4. We always missed the Academy after each sojourn. There always was the guaranteed certainty of time and schedule, the undeniable peace and quiet. The mountain breeze always blew with the serenity and the scent of the pines. The kept gardens with all their flowers were always beautiful to behold. As we settled for what would turn out as the hardest Academic grind of our Cadethood, we paused looking at the flag waving in the wind. All of we would do, all of who we were and would be, were to make sure the Flag would always fly free. It would be our reason for being.

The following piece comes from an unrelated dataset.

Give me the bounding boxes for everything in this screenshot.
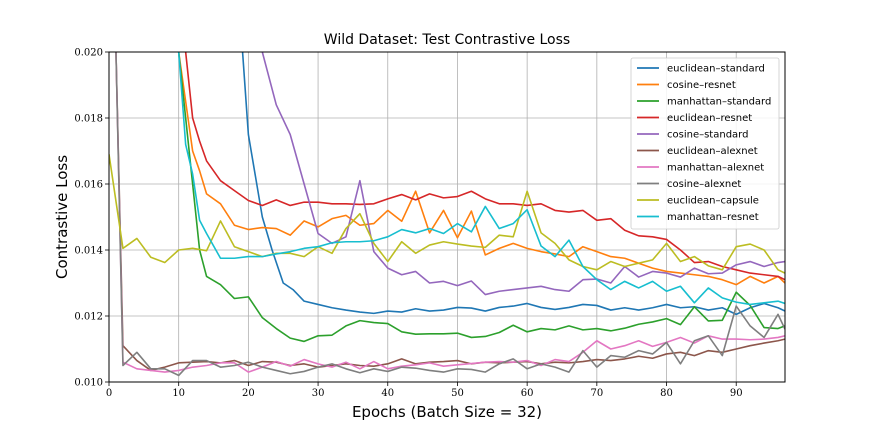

5. The harder the grind, the faster time flew. It was December before we knew it. Another break. Another exposure to the world we would live in, in a year and a half. The dictates of idealism, the uncompromising delineation of right and wrong, the purity of Integrity somehow repulsed the reality of day-to-day existence. We would live with poverty, hunger, deprivation, corruption, exploitation, despair. Somehow we questioned the rationale of a Utopian existence protected by walls of denial and pursuit of perfection. How could we live with the people while perched in our pedestals? To effect change, we must change first. In our search that started when we took the entrance exam, the prize must remain the ultimate. To deviate would just be an excuse if not an utter tragedy.

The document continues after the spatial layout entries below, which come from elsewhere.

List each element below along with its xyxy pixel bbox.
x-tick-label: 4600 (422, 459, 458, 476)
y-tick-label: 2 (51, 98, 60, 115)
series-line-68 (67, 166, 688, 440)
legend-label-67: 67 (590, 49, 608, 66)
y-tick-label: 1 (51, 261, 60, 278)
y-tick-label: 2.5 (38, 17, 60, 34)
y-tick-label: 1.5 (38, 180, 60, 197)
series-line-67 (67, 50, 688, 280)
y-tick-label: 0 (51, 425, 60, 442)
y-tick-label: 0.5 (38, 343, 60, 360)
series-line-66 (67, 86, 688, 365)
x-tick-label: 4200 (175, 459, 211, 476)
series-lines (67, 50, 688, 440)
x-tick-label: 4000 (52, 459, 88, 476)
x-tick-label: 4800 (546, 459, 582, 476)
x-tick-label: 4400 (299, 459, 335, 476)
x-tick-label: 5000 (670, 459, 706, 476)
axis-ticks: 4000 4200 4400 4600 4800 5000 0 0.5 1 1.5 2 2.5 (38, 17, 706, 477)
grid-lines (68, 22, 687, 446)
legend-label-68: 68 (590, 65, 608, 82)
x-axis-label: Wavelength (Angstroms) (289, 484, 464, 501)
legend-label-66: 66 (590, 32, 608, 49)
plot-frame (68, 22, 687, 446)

6. The Turn Over of Command ceremony from the Class of 1976 to us was a noble display of relinquishing power, a lesson each power wielder should learn. With a good luck and a salute, we were handed down the responsibility of running the Corps. There were no more upperclassmen to look up to. The helm belonged to us. The Corps would move to the direction we would lead it to. Did our shoulders stoop because of the weight? Was the challenge too great? Those before us wilted not, complained not and accepted what they were handed down without any reservation nor doubt. They were ready, they were prepared. And so they moved on to join the Long Grey Line. The one we always aspired to be a part of. The line that must not break. Damn, if we would fail our link.